I can't speculate on the pdb screenshot because it's missing a lot of context. Can you put it into a Python script so I can investigate?
#529
`import bleach
from bleach.css_sanitizer import CSSSanitizer
ALLOWED_TAGS = ['abbr', 'acronym', 'b', 'br', 'div', 'dl', 'dt',
'em', 'h1', 'h2', 'h3', 'h4', 'h5', 'h6', 'hr',
'i', 'li', 'ol', 'p', 'q', 's', 'small', 'strike',
'strong', 'span', 'sub', 'sup', 'table', 'tbody',
'td', 'th', 'thead', 'tr', 'tt', 'u', 'ul', 'address', 'img', 'pre', 'tfoot', 'bdo',
'big', 'blockquote', 'center', 'cite', 'code', 'dd', 'del', 'dfn', 'embed', 'font', 'ins', 'kbd',
'param', 'samp', 'var', 'wbr']
ALLOWED_ATTRIBUTES = {
'*': ['class', 'title', 'style', 'align', 'cite', 'size', 'type', 'dir'],
'img': ['src', 'alt'],
'table': ['border', 'width', 'height'],
}
ALLOWED_CSS_PROPERTIES = ["color", "font-weight", "width", "border-bottom", "padding",
"background-color", "font-size", "display", "box-sizing",
"line-height", "white-space", "height", "line-height", "font-size",
"font", "border-width", "text-align", "border-color", "font-family",
"border-left-color", "border-right-color", "border-top-color", "font-color",
'text-decoration', "background"]
val = '
<span style=\"color: inherit; background: inherit;\"><span dir=\"ltr\" style=\"color: inherit; background: inherit;\">'
val = bleach.clean(val,
tags=ALLOWED_TAGS,
attributes=ALLOWED_ATTRIBUTES,
css_sanitizer=CSSSanitizer(ALLOWED_CSS_PROPERTIES),
strip=True)
print(val)
output: '
<span dir='\"ltr\"' style="">
'val = '
<span style='"color:': inherit; background: inherit;\"><span dir=\"ltr\" style='"color:': inherit; background: inherit;\">'
val = bleach.clean(val,
tags=ALLOWED_TAGS,
attributes=ALLOWED_ATTRIBUTES,
css_sanitizer=CSSSanitizer(ALLOWED_CSS_PROPERTIES),
strip=True)
print(val)
output is for reference
style tag does not support dashes, but other attributes supports it.

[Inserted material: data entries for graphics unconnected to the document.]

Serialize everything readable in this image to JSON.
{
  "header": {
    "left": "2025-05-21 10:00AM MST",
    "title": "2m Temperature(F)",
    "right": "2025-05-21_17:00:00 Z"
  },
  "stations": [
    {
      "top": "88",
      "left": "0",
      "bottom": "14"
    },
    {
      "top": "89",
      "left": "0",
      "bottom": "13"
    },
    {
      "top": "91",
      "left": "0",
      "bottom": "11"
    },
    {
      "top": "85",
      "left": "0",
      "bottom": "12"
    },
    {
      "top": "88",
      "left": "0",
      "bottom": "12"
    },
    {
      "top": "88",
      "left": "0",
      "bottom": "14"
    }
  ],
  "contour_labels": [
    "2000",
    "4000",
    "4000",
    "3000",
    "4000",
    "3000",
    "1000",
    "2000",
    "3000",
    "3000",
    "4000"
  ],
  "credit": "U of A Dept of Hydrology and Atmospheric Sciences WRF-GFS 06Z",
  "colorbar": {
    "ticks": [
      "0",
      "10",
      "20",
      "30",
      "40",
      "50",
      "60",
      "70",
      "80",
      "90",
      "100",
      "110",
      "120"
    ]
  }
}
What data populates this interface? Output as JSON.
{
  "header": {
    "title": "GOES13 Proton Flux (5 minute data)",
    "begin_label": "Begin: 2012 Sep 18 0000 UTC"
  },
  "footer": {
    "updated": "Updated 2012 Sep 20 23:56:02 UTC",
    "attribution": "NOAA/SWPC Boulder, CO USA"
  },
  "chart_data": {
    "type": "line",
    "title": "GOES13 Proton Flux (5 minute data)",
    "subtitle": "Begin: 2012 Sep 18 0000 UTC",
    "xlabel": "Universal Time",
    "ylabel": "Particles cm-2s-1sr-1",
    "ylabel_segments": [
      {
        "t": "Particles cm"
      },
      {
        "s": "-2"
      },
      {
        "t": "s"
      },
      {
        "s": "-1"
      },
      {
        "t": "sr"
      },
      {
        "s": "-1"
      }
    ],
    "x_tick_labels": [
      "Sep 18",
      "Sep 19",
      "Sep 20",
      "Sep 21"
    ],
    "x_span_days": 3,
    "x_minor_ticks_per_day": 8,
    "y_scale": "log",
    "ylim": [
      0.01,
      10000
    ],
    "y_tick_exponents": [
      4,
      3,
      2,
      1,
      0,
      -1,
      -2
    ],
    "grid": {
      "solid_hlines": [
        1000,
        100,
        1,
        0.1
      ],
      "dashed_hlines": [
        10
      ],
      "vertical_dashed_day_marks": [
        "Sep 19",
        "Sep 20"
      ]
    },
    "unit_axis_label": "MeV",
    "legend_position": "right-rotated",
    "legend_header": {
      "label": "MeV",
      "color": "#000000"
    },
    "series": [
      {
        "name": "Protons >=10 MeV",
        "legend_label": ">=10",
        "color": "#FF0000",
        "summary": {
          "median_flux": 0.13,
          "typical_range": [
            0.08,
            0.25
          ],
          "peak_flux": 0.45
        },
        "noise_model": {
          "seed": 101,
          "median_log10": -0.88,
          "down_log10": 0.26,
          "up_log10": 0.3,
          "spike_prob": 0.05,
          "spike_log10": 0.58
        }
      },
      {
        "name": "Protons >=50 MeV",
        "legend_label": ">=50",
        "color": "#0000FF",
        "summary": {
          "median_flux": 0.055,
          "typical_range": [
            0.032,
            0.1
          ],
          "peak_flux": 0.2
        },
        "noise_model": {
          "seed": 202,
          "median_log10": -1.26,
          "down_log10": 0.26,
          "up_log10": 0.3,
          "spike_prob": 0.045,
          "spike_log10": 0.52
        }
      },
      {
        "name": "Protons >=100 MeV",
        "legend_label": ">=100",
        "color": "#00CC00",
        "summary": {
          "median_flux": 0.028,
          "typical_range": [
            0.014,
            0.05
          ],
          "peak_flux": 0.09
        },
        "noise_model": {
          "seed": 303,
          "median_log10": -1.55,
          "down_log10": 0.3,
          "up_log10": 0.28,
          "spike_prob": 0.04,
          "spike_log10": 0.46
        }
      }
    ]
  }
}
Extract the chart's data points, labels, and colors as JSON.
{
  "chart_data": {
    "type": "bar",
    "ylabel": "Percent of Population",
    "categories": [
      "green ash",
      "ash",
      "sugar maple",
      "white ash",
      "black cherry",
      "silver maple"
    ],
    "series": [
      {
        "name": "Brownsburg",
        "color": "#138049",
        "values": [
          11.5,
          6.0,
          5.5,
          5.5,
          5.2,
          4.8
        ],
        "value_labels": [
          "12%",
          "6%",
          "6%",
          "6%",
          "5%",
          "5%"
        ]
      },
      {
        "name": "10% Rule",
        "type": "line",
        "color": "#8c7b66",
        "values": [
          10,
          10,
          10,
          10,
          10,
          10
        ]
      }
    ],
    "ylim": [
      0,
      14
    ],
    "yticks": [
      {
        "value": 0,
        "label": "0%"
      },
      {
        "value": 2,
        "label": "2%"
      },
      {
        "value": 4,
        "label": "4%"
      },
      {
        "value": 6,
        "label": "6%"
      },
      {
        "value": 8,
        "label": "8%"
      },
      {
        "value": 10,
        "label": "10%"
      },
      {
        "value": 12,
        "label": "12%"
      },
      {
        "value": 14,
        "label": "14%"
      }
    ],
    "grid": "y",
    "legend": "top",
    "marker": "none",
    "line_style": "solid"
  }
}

I get the following output from the first blurb:
<span style="color: inherit; background: inherit;"><span dir="ltr" style="color: inherit; background: inherit;"></span></span>
That output looks fine to me.
The second is malformed Python, so it doesn't execute.
At this point, I can't continue helping you with this. I don't see anything in here that suggests there's a bug in Bleach--it sure seems like it's doing what it should be doing. I think I've given you enough insight here to help you continue exploring why Bleach isn't doing what you want it to do. Hope that helps!